Me cuentan por ahí que la crónica firmada por un servidor que apareció publicada hace unos días en QUESABESDE.COM sobre Sonimagfoto no ha hecho demasiada gracia en algunos ambientes.

No se si le han echado un vistazo -a que esperan, maldita sea- y si tuvieron ocasión de ver con sus propios ojos lo que dio de si esta pasada edición de la feria.

A mi me parece -faltaría más- un retrato realista de como estaba el patio. Entre otras cosas porque se basaba en recoger testimonios de quienes andaban pululando o trabajando por allí. Pero vamos, que igual me tomé más tés de la cuenta en la jaima que había instalada y con los nervios, ya se sabe.

Pero no es momento ni lugar para justificarse. entre otras cosas porque los señores que pagan mi nómina tienen la decencia de soportar estoicamente y sin queja las pataletas que de vez en cuando provocamos al darle el teclado.

Más allá de esta anécdota en concreto -les ahorro los detalles por aquello de la elegancia- el tema de fondo es el de siempre: la autocrítica o, mejor dicho, la capacidad para encajar las críticas brilla por su ausencia en mucho de los actores de este sector.

Otros, por el contrario, son para quitarse el sombrero y jamás les he visto torcer el gesto aunque 10 minutos antes les hayas puesto patas arriba tal o cual cámara. Entre otras cosas porque normalmente ellos son los primeros en saber cuando algo no va bien.

Lo comentábamos hace tiempo al hablar de los TIPA y el peloteo general que reina en muchos rincones: es mejor una falsa palmadita en la espalda -que bueno lo tuyo, y tal- que poner los puntos sobre las íes cuando toca.
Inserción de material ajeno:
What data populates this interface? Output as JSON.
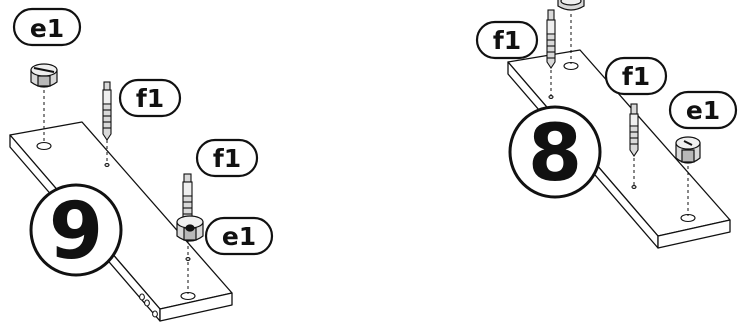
{
  "steps": [
    {
      "number": "9",
      "parts": {
        "cam": "e1",
        "bolt": "f1"
      }
    },
    {
      "number": "8",
      "parts": {
        "cam": "e1",
        "bolt": "f1"
      }
    }
  ],
  "colors": {
    "ink": "#111111",
    "panel": "#ffffff",
    "hardware_fill": "#d9d9d9"
  }
}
Así de simple y así de triste.

Dándole más vueltas al tema, hay que reconocer que el sector periodístico también tiene un cierto grado de responsabilidad en esta actitud que se ha ido instalando a lo largo de los años y que ahora resulta tan difícil de barrer.

Supongo que por eso todavía hay quienes se revuelven, entre sorprendidos e indignados, cuando alguien se sale del guión al que están acostumbrados. ¿Cómo han podido?, se preguntan mientras releen más a gusto lo publicado en tal o cual suplementoo panfleto que, de tanto edulcorar la realidad, ha acabado converido en un chiste de mal gusto.

Ya se que los periodistas somos una especie en peligro de extinción en este segmento tecnológico. Pero no está de más recordar que nuestro trabajo es fiscalizar e informar. De lo bueno y de lo malo. Aunque luego haya que esquivar las balas cuando disparen al mensajero.